The apology, published on Monday as a classified ad in Dalian Evening News, said: "Teacher Liang, I am XXX. I apologize to you for what I did, I know I've hurt you. Please forgive me."
The apology attracted attention and aroused controversy nationwide.
After investigating the incident, the Bureau of Education of Dalian's Ganjingzi district announced on Tuesday it was dissolving the employment contract with the teacher.
In a news release, the bureau also said it will circulate a notice in the district criticizing the Qipan Primary School, the headmaster and teacher and that all responsible must apologize to the student and his parents. The district also said it will initiate a discussion on professional ethics among teachers.

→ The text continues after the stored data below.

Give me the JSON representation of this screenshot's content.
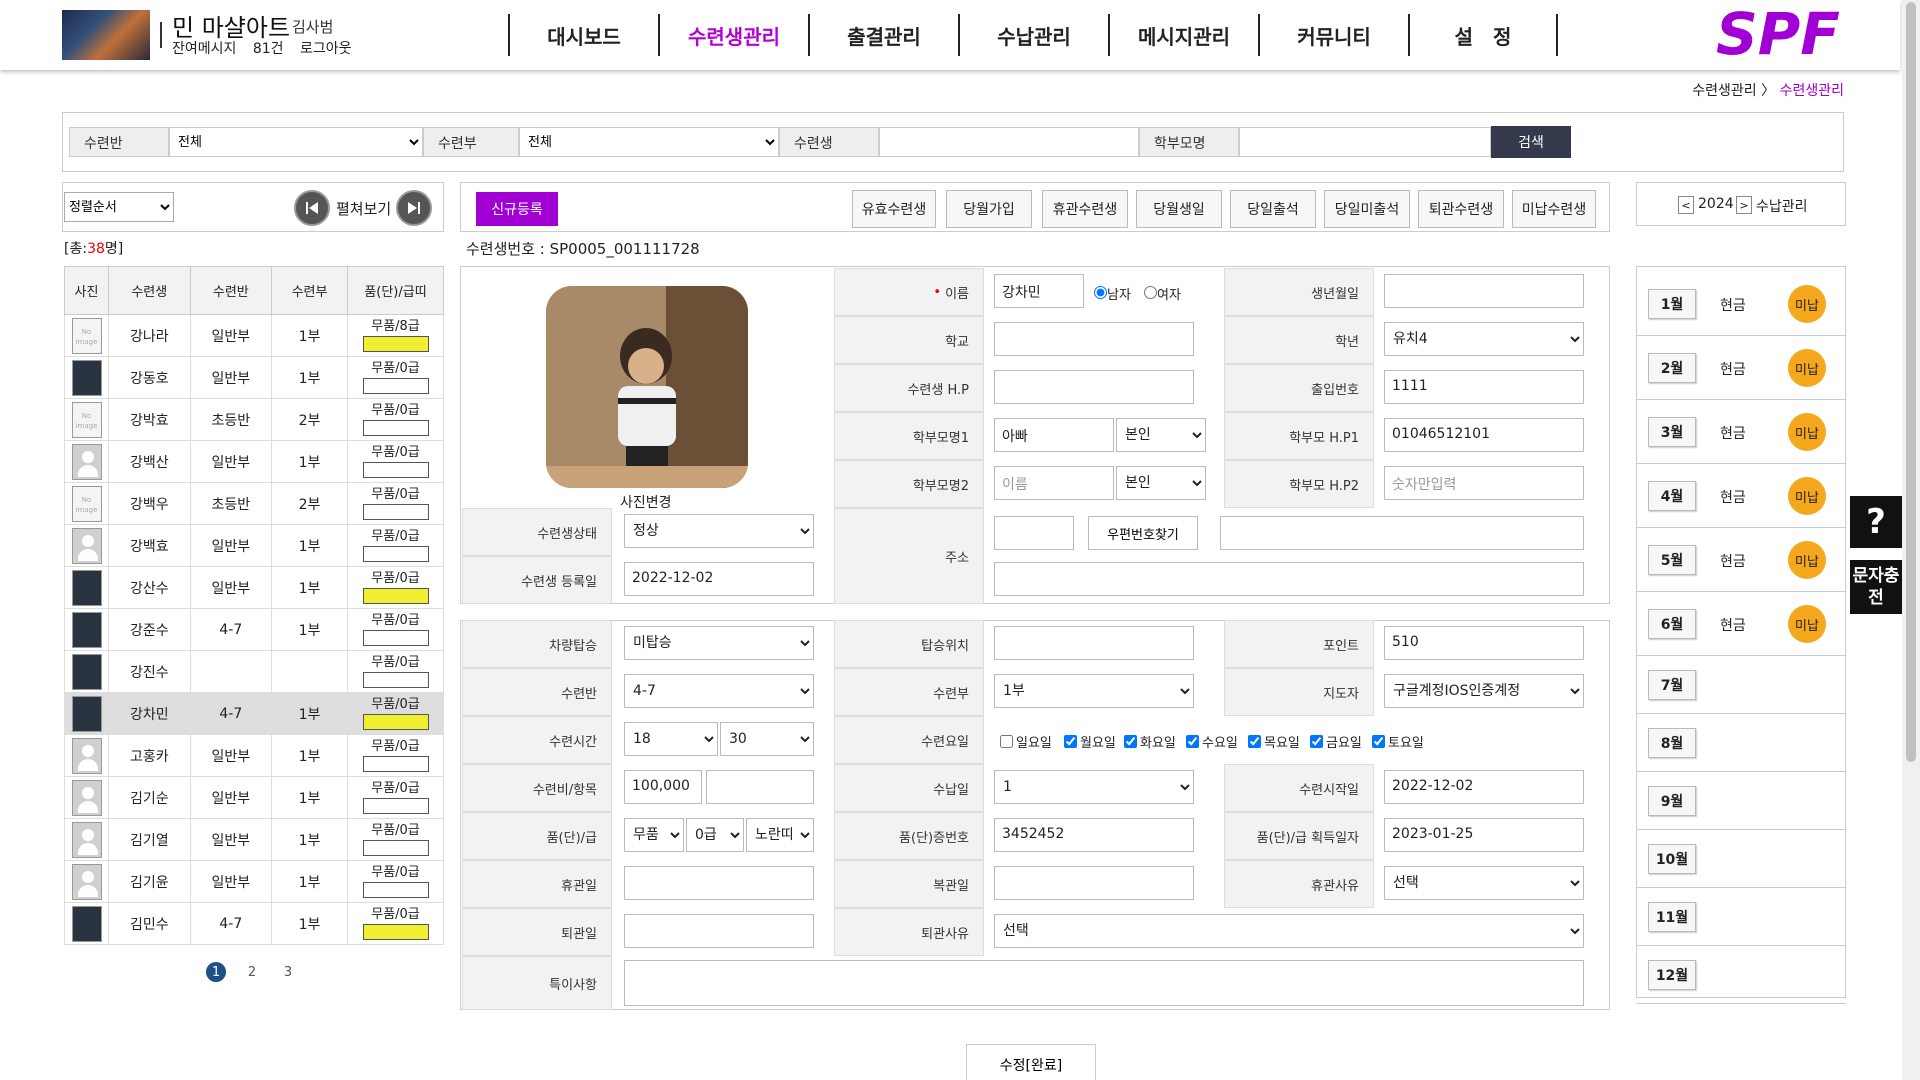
{
  "header": {
    "academy_name": "민 마샬아트",
    "owner": "김사범",
    "msg_label": "잔여메시지",
    "msg_count": "81건",
    "logout": "로그아웃",
    "nav": [
      "대시보드",
      "수련생관리",
      "출결관리",
      "수납관리",
      "메시지관리",
      "커뮤니티",
      "설　정"
    ],
    "brand_logo": "SPF"
  },
  "breadcrumb": {
    "parent": "수련생관리",
    "sep": "〉",
    "current": "수련생관리"
  },
  "search": {
    "class_label": "수련반",
    "class_value": "전체",
    "part_label": "수련부",
    "part_value": "전체",
    "student_label": "수련생",
    "student_value": "",
    "parent_label": "학부모명",
    "parent_value": "",
    "button": "검색"
  },
  "left": {
    "sort_value": "정렬순서",
    "expand_label": "펼쳐보기",
    "total_prefix": "[총:",
    "total_count": "38",
    "total_suffix": "명]",
    "headers": [
      "사진",
      "수련생",
      "수련반",
      "수련부",
      "품(단)/급띠"
    ],
    "noimage_text": "No image",
    "rows": [
      {
        "name": "강나라",
        "cls": "일반부",
        "part": "1부",
        "belt": "무품/8급",
        "yellow": true,
        "photo": "noimg"
      },
      {
        "name": "강동호",
        "cls": "일반부",
        "part": "1부",
        "belt": "무품/0급",
        "yellow": false,
        "photo": "dark"
      },
      {
        "name": "강박효",
        "cls": "초등반",
        "part": "2부",
        "belt": "무품/0급",
        "yellow": false,
        "photo": "noimg"
      },
      {
        "name": "강백산",
        "cls": "일반부",
        "part": "1부",
        "belt": "무품/0급",
        "yellow": false,
        "photo": "avatar"
      },
      {
        "name": "강백우",
        "cls": "초등반",
        "part": "2부",
        "belt": "무품/0급",
        "yellow": false,
        "photo": "noimg"
      },
      {
        "name": "강백효",
        "cls": "일반부",
        "part": "1부",
        "belt": "무품/0급",
        "yellow": false,
        "photo": "avatar"
      },
      {
        "name": "강산수",
        "cls": "일반부",
        "part": "1부",
        "belt": "무품/0급",
        "yellow": true,
        "photo": "dark"
      },
      {
        "name": "강준수",
        "cls": "4-7",
        "part": "1부",
        "belt": "무품/0급",
        "yellow": false,
        "photo": "dark"
      },
      {
        "name": "강진수",
        "cls": "",
        "part": "",
        "belt": "무품/0급",
        "yellow": false,
        "photo": "dark"
      },
      {
        "name": "강차민",
        "cls": "4-7",
        "part": "1부",
        "belt": "무품/0급",
        "yellow": true,
        "photo": "dark",
        "selected": true
      },
      {
        "name": "고홍카",
        "cls": "일반부",
        "part": "1부",
        "belt": "무품/0급",
        "yellow": false,
        "photo": "avatar"
      },
      {
        "name": "김기순",
        "cls": "일반부",
        "part": "1부",
        "belt": "무품/0급",
        "yellow": false,
        "photo": "avatar"
      },
      {
        "name": "김기열",
        "cls": "일반부",
        "part": "1부",
        "belt": "무품/0급",
        "yellow": false,
        "photo": "avatar"
      },
      {
        "name": "김기윤",
        "cls": "일반부",
        "part": "1부",
        "belt": "무품/0급",
        "yellow": false,
        "photo": "avatar"
      },
      {
        "name": "김민수",
        "cls": "4-7",
        "part": "1부",
        "belt": "무품/0급",
        "yellow": true,
        "photo": "dark"
      }
    ],
    "pages": [
      "1",
      "2",
      "3"
    ]
  },
  "toolbar": {
    "new": "신규등록",
    "buttons": [
      "유효수련생",
      "당월가입",
      "휴관수련생",
      "당월생일",
      "당일출석",
      "당일미출석",
      "퇴관수련생",
      "미납수련생"
    ]
  },
  "student_no": "수련생번호 : SP0005_001111728",
  "form": {
    "photo_change": "사진변경",
    "name_label": "이름",
    "required_mark": "•",
    "name_value": "강차민",
    "male": "남자",
    "female": "여자",
    "birth_label": "생년월일",
    "birth_value": "",
    "school_label": "학교",
    "school_value": "",
    "grade_label": "학년",
    "grade_value": "유치4",
    "hp_label": "수련생 H.P",
    "hp_value": "",
    "door_label": "출입번호",
    "door_value": "1111",
    "parent1_label": "학부모명1",
    "parent1_value": "아빠",
    "rel1_value": "본인",
    "php1_label": "학부모 H.P1",
    "php1_value": "01046512101",
    "parent2_label": "학부모명2",
    "parent2_placeholder": "이름",
    "rel2_value": "본인",
    "php2_label": "학부모 H.P2",
    "php2_placeholder": "숫자만입력",
    "status_label": "수련생상태",
    "status_value": "정상",
    "addr_label": "주소",
    "zip_button": "우편번호찾기",
    "regdate_label": "수련생 등록일",
    "regdate_value": "2022-12-02",
    "vehicle_label": "차량탑승",
    "vehicle_value": "미탑승",
    "board_label": "탑승위치",
    "board_value": "",
    "point_label": "포인트",
    "point_value": "510",
    "class_label": "수련반",
    "class_value": "4-7",
    "part_label": "수련부",
    "part_value": "1부",
    "coach_label": "지도자",
    "coach_value": "구글계정IOS인증계정",
    "time_label": "수련시간",
    "hour_value": "18",
    "minute_value": "30",
    "days_label": "수련요일",
    "days": [
      {
        "label": "일요일",
        "checked": false
      },
      {
        "label": "월요일",
        "checked": true
      },
      {
        "label": "화요일",
        "checked": true
      },
      {
        "label": "수요일",
        "checked": true
      },
      {
        "label": "목요일",
        "checked": true
      },
      {
        "label": "금요일",
        "checked": true
      },
      {
        "label": "토요일",
        "checked": true
      }
    ],
    "fee_label": "수련비/항목",
    "fee_value": "100,000",
    "fee_item": "",
    "payday_label": "수납일",
    "payday_value": "1",
    "start_label": "수련시작일",
    "start_value": "2022-12-02",
    "belt_label": "품(단)/급",
    "belt_rank": "무품",
    "belt_grade": "0급",
    "belt_color": "노란띠",
    "cert_label": "품(단)증번호",
    "cert_value": "3452452",
    "acq_label": "품(단)/급 획득일자",
    "acq_value": "2023-01-25",
    "leave_label": "휴관일",
    "leave_value": "",
    "return_label": "복관일",
    "return_value": "",
    "leave_reason_label": "휴관사유",
    "leave_reason_value": "선택",
    "quit_label": "퇴관일",
    "quit_value": "",
    "quit_reason_label": "퇴관사유",
    "quit_reason_value": "선택",
    "notes_label": "특이사항",
    "notes_value": ""
  },
  "payment": {
    "prev": "<",
    "year": "2024",
    "next": ">",
    "title": "수납관리",
    "months": [
      {
        "m": "1월",
        "type": "현금",
        "status": "미납"
      },
      {
        "m": "2월",
        "type": "현금",
        "status": "미납"
      },
      {
        "m": "3월",
        "type": "현금",
        "status": "미납"
      },
      {
        "m": "4월",
        "type": "현금",
        "status": "미납"
      },
      {
        "m": "5월",
        "type": "현금",
        "status": "미납"
      },
      {
        "m": "6월",
        "type": "현금",
        "status": "미납"
      },
      {
        "m": "7월",
        "type": "",
        "status": ""
      },
      {
        "m": "8월",
        "type": "",
        "status": ""
      },
      {
        "m": "9월",
        "type": "",
        "status": ""
      },
      {
        "m": "10월",
        "type": "",
        "status": ""
      },
      {
        "m": "11월",
        "type": "",
        "status": ""
      },
      {
        "m": "12월",
        "type": "",
        "status": ""
      }
    ]
  },
  "side": {
    "help": "?",
    "sms": "문자충전"
  },
  "submit": "수정[완료]",
  "colors": {
    "accent": "#a100d4",
    "unpaid": "#f5a81c",
    "belt_yellow": "#f0ee30",
    "search_btn": "#343a4c"
  }
}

According to a report on Tuesday in Dalian Evening News, the sixth-grade student, said Liang was "a fool" while chatting with a student from Liang's class. Liang overheard the remark and demanded that child bring his parents to the school to apologize within two weeks. The parents found out too late and Liang would not then accept their apology. He insisted instead on a published letter of apology.

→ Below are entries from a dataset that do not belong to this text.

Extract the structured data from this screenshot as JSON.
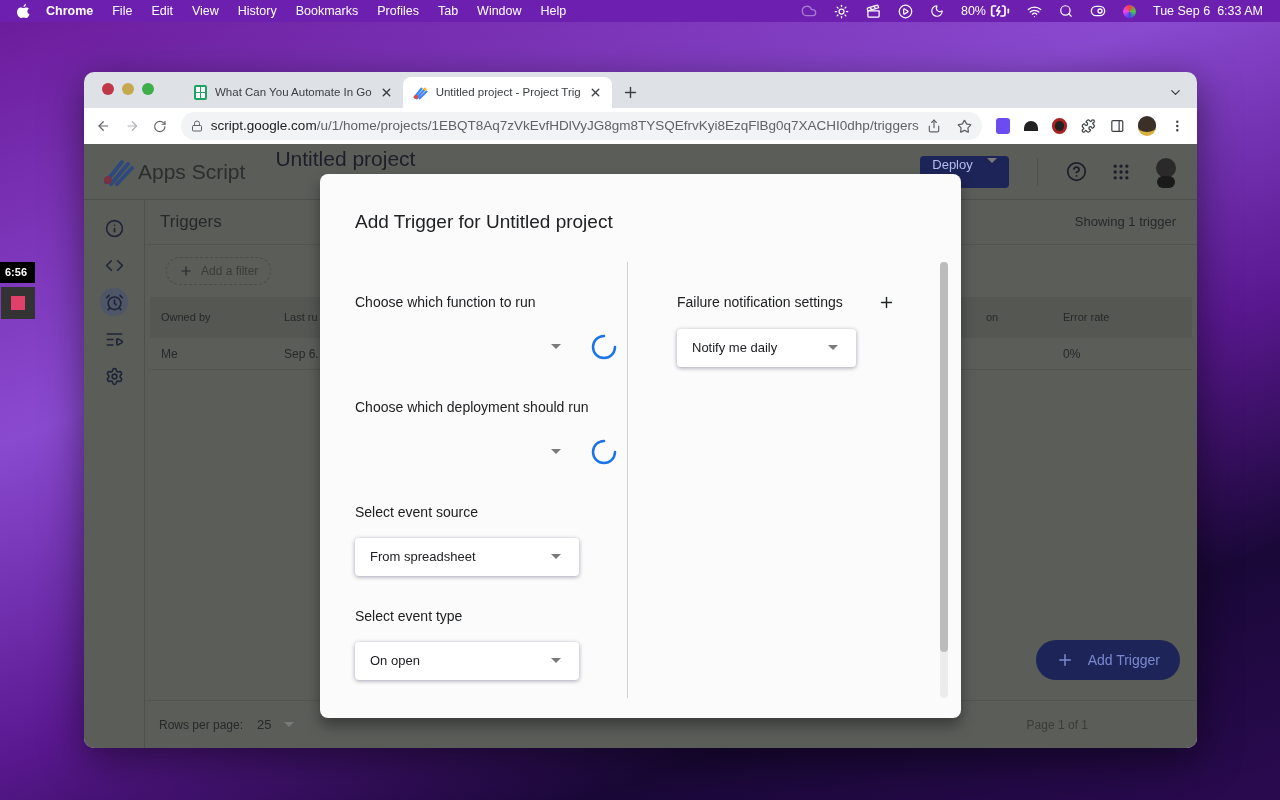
{
  "menubar": {
    "app": "Chrome",
    "menus": [
      "File",
      "Edit",
      "View",
      "History",
      "Bookmarks",
      "Profiles",
      "Tab",
      "Window",
      "Help"
    ],
    "battery": "80%",
    "clock": "Tue Sep 6  6:33 AM"
  },
  "recorder": {
    "time": "6:56"
  },
  "browser": {
    "tabs": [
      {
        "title": "What Can You Automate In Go",
        "kind": "sheets",
        "selected": false
      },
      {
        "title": "Untitled project - Project Trig",
        "kind": "script",
        "selected": true
      }
    ],
    "url": {
      "host": "script.google.com",
      "path": "/u/1/home/projects/1EBQT8Aq7zVkEvfHDlVyJG8gm8TYSQEfrvKyi8EzqFlBg0q7XACHI0dhp/triggers"
    }
  },
  "app": {
    "product": "Apps Script",
    "project": "Untitled project",
    "deploy": "Deploy",
    "nav": [
      {
        "kind": "info",
        "selected": false
      },
      {
        "kind": "code",
        "selected": false
      },
      {
        "kind": "clock",
        "selected": true
      },
      {
        "kind": "executions",
        "selected": false
      },
      {
        "kind": "settings",
        "selected": false
      }
    ],
    "title": "Triggers",
    "count": "Showing 1 trigger",
    "filter": "Add a filter",
    "table": {
      "columns": [
        "Owned by",
        "Last ru",
        "on",
        "Error rate"
      ],
      "rows": [
        [
          "Me",
          "Sep 6.",
          "",
          "0%"
        ]
      ]
    },
    "rows_per_page_label": "Rows per page:",
    "rows_per_page": "25",
    "page": "Page 1 of 1",
    "add_button": "Add Trigger"
  },
  "dialog": {
    "title": "Add Trigger for Untitled project",
    "fields": [
      {
        "label": "Choose which function to run",
        "kind": "loading"
      },
      {
        "label": "Choose which deployment should run",
        "kind": "loading"
      },
      {
        "label": "Select event source",
        "kind": "select",
        "value": "From spreadsheet"
      },
      {
        "label": "Select event type",
        "kind": "select",
        "value": "On open"
      }
    ],
    "notification": {
      "label": "Failure notification settings",
      "value": "Notify me daily"
    }
  }
}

When reached by a China Daily reporter by telephone on Wednesday, Liang declined to be interviewed.
"If the teacher forced the student to publish the letter, I think the student is right to call him 'a fool'," said a netizen called 21pianluoye in a post on Sina weibo, the nation's largest micro-blogging website.
But after Liang's dismissal was announced, Mu Cunzhi, 65, the grandfather of a Qipan Primary School student, said it was "too severe".

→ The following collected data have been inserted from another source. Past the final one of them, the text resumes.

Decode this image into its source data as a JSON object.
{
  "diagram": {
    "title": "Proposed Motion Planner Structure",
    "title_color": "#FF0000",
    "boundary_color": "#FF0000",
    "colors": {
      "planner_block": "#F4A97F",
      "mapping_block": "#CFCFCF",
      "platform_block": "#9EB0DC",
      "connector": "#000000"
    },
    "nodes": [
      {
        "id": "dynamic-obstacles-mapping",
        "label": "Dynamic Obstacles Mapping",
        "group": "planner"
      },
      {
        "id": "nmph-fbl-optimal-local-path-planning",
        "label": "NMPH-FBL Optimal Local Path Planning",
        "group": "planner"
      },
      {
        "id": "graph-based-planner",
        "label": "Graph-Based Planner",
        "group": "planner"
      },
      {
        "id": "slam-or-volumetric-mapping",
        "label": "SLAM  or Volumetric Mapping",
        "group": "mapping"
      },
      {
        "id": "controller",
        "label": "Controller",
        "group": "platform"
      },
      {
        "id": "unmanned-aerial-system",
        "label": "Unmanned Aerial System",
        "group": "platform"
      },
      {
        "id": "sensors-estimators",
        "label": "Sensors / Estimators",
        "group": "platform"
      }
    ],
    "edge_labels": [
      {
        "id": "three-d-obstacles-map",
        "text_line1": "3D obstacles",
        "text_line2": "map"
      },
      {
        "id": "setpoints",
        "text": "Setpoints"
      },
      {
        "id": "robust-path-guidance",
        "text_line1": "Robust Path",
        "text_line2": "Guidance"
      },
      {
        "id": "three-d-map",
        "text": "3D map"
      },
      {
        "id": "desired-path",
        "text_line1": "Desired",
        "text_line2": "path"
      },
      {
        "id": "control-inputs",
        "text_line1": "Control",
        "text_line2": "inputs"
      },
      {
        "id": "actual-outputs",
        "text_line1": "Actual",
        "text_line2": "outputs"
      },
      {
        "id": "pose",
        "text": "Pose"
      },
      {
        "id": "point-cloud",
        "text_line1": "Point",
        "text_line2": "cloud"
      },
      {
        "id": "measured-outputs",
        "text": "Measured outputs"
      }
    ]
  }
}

"Everyone makes mistakes. We should give the teacher a chance to turn over a new leaf," Mu told China Daily.
A guard at the school, who declined to give his name, said it was the media reports that caused Liang's punishment.
"Liang has been teaching for about 20 years. He is a nice man and always greets us when he passes the gate," he said.
But a retired teacher surnamed Liu, who lives near the school, thinks the punishment is "appropriate".
"Teachers today think they are somebody. It is very different from when I was teaching in the school," Liu said.
"I tried my best not to let the students know my birthday. But today, some teachers even drop hints, saying what previous students did for their birthday. On New Year's Day or other festivals, the parents have to have gifts for the teachers, too," he added.
Teachers' ethics have been a topic of discussion in recent years, following some incidents where educators resorted to corporal or other forms of punishment that humiliate students.
On Monday, the Ministry of Education published on its website draft standards for kindergarten, primary school and middle school teachers, and solicited public comment on them.
The draft emphasizes that teachers should always be student-oriented, and never satirize, ridicule, discriminate, or resort to corporal punishment in any form.